Since the field of DNA nanotechnology is in its infancy, no comparison with other drug delivery systems has been done. Liposomal formulation of doxorubicin (Doxil®), one of a few examples of success in clinic [83-85] represents a gold standard to be compared. Although doxo offers many advantages as cargo, others drugs should be tested to understand whether DNA origami could be applied to different chemotherapeutic treatments. Targeted therapy is now at the forefront of cancer therapy and is based on the application of monoclonal antibodies (e.g. Herceptin, an anti-HER2) or small molecules (e.g. Gifitinib, an anti-EGFR) directed against specific targets. In contrast to doxorubicin, these molecules do not have intercalation properties, thus they should be incorporated on the surface of DNA origami through covalent and non-covalent linkers or be loaded inside a DNA origami cage structure. In the last case, logic gate cages of different shapes and dimension should be designed to entrap the molecules [72]. In this regard, a DNA nanorobot was demonstrated to deliver antibodies against human CD33 and CDw328 to induce growth arrest of natural killer cells as well as antibodies targeting human CD3e and flagellin to induce T cell activation [72]. Other cargos such as siRNAs [65] or specific DNA sequences [66,71] could be loaded to obtain gene-specific downregulation or elicit an immune response, respectively. The data support the DNA nanostructures as multivalent DDS, which could be adapted for any particular requirement.
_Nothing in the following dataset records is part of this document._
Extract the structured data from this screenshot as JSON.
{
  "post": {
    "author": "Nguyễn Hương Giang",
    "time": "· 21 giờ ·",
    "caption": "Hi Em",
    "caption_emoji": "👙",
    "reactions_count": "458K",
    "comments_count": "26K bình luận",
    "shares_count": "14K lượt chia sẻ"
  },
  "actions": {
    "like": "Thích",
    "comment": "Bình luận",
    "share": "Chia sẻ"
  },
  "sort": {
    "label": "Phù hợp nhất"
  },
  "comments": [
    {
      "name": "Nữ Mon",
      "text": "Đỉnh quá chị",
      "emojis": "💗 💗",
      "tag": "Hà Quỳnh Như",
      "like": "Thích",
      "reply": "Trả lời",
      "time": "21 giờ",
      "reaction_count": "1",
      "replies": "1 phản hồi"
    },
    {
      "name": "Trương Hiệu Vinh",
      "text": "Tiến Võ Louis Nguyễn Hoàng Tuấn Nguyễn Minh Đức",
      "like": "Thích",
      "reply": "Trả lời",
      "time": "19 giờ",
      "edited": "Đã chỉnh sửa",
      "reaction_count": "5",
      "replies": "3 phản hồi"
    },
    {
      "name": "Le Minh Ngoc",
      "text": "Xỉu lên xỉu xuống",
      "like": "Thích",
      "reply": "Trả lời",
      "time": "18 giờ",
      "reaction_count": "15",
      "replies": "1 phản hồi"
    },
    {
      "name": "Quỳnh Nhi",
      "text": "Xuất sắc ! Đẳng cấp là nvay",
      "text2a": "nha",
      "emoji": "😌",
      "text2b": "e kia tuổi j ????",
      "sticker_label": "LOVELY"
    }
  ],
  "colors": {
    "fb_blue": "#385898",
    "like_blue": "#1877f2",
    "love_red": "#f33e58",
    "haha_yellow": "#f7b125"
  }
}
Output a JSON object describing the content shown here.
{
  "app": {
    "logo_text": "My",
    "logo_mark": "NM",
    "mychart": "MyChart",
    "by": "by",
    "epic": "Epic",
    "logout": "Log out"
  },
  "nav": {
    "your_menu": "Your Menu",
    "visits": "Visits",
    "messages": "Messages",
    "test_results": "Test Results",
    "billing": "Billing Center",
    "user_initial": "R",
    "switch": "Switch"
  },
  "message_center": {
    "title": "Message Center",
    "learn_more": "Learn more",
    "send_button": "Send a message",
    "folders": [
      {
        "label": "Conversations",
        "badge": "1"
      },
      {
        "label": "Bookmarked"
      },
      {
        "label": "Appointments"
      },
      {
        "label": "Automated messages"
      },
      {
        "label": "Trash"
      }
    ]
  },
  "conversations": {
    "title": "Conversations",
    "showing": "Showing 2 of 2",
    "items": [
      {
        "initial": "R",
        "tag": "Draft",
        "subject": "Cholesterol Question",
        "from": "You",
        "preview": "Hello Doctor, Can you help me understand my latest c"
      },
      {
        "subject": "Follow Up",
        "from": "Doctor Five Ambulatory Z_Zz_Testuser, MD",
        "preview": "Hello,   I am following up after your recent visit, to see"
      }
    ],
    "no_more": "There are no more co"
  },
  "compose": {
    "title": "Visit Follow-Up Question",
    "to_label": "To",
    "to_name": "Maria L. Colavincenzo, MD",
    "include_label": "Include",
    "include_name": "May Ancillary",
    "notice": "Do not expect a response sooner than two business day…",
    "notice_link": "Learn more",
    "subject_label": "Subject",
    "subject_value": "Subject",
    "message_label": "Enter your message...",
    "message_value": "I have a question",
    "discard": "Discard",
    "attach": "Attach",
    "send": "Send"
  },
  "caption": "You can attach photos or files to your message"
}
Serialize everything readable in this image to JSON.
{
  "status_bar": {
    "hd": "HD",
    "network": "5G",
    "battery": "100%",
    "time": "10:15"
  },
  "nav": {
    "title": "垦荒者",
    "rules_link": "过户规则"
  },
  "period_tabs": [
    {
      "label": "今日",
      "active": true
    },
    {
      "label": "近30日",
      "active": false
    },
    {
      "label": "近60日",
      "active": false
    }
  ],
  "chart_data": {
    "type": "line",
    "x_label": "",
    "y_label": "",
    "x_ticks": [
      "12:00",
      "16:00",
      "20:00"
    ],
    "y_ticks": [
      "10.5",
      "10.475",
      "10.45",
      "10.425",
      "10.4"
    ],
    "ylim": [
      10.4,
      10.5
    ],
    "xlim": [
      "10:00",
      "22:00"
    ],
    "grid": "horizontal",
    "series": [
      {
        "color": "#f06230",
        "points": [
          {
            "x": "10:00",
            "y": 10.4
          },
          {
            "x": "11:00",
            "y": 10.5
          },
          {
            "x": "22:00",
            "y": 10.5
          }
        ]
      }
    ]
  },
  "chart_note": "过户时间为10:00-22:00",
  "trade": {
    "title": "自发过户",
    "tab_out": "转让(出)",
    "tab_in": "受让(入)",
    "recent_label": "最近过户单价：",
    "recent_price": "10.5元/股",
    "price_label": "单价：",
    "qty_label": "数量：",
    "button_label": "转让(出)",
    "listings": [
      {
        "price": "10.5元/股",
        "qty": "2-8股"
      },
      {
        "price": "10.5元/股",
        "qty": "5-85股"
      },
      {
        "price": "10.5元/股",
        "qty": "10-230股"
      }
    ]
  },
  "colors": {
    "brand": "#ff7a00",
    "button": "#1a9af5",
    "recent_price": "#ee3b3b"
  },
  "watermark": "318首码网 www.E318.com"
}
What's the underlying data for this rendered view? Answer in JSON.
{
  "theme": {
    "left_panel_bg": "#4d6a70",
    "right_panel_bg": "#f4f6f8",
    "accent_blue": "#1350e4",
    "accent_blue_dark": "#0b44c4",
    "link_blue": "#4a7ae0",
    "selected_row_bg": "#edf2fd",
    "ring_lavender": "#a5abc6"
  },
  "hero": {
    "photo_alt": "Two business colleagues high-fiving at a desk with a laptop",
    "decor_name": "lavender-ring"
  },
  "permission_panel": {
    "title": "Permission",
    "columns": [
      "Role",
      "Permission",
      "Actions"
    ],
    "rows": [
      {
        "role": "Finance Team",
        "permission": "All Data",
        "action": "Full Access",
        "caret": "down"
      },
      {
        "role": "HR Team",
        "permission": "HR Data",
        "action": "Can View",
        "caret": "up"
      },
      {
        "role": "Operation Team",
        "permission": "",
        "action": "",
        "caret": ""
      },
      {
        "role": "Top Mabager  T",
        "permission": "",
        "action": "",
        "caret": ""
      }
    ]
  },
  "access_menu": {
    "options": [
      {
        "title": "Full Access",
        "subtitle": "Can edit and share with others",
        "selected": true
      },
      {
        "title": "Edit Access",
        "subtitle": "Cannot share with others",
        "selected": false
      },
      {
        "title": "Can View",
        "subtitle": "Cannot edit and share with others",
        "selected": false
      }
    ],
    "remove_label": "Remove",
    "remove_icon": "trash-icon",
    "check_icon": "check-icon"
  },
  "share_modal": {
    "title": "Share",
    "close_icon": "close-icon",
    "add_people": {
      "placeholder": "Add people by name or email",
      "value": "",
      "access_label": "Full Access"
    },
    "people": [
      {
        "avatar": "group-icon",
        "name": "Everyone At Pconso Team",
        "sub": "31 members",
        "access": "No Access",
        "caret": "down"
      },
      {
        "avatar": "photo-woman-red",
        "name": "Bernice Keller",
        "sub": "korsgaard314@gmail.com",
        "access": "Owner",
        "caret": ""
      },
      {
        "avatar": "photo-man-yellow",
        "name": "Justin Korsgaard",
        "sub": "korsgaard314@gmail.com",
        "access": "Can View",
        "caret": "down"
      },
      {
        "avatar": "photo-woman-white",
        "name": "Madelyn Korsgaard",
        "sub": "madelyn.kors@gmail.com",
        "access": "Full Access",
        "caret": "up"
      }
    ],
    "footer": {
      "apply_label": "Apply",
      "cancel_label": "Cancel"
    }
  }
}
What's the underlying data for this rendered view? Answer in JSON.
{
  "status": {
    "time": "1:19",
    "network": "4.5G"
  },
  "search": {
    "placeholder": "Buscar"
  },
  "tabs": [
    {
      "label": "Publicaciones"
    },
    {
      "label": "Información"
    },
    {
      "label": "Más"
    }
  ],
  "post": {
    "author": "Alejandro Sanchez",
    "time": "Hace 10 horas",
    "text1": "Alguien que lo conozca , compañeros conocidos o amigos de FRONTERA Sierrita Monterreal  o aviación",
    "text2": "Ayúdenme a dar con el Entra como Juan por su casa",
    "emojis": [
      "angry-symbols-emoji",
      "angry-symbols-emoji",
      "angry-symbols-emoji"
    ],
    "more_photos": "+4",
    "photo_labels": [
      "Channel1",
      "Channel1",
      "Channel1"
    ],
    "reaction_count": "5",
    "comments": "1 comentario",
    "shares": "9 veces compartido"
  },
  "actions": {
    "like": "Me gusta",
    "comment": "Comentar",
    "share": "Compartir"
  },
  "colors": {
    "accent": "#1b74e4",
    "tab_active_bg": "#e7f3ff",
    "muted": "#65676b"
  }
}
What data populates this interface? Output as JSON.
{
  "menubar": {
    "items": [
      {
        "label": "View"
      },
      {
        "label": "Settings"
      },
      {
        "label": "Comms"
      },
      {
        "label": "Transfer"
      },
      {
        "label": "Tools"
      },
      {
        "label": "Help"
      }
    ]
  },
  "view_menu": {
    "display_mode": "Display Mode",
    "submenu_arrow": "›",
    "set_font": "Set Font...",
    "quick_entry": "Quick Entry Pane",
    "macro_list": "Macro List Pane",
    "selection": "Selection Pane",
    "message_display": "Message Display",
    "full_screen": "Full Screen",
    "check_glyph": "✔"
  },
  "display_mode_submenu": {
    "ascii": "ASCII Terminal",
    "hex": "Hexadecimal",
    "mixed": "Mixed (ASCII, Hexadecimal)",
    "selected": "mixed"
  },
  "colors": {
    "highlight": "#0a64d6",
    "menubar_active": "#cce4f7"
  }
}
Stability (Table 1, column 6)

A stability test of the DNA nanostructure used as a drug carrier has been carried out in most the studies. Stability was found to be strictly dependent on the type of solution, that has been utilized and the temperature. Although in most cases the experiments were done at 37 oC corresponding to the physiological temperature of the human body, in a few papers the experiment was carried out at room temperature or the temperature was not reported. With regard to the media, there is less concordance. Cell culture media or fetal bovine serum has been utilized at different concentration or physiological solution such as phosphate buffer (PBS). In this regard, Kocabey et al. reported that degradation depends on Mg2+ concentration, oligonucleotide sequences, salt concentrations and whether structural extensions (e.g. sequences to integrate aptamers) were utilized (N12) [86]. In the light of these observations, a careful analysis should be conducted and actually, it is difficult to draw firm conclusions.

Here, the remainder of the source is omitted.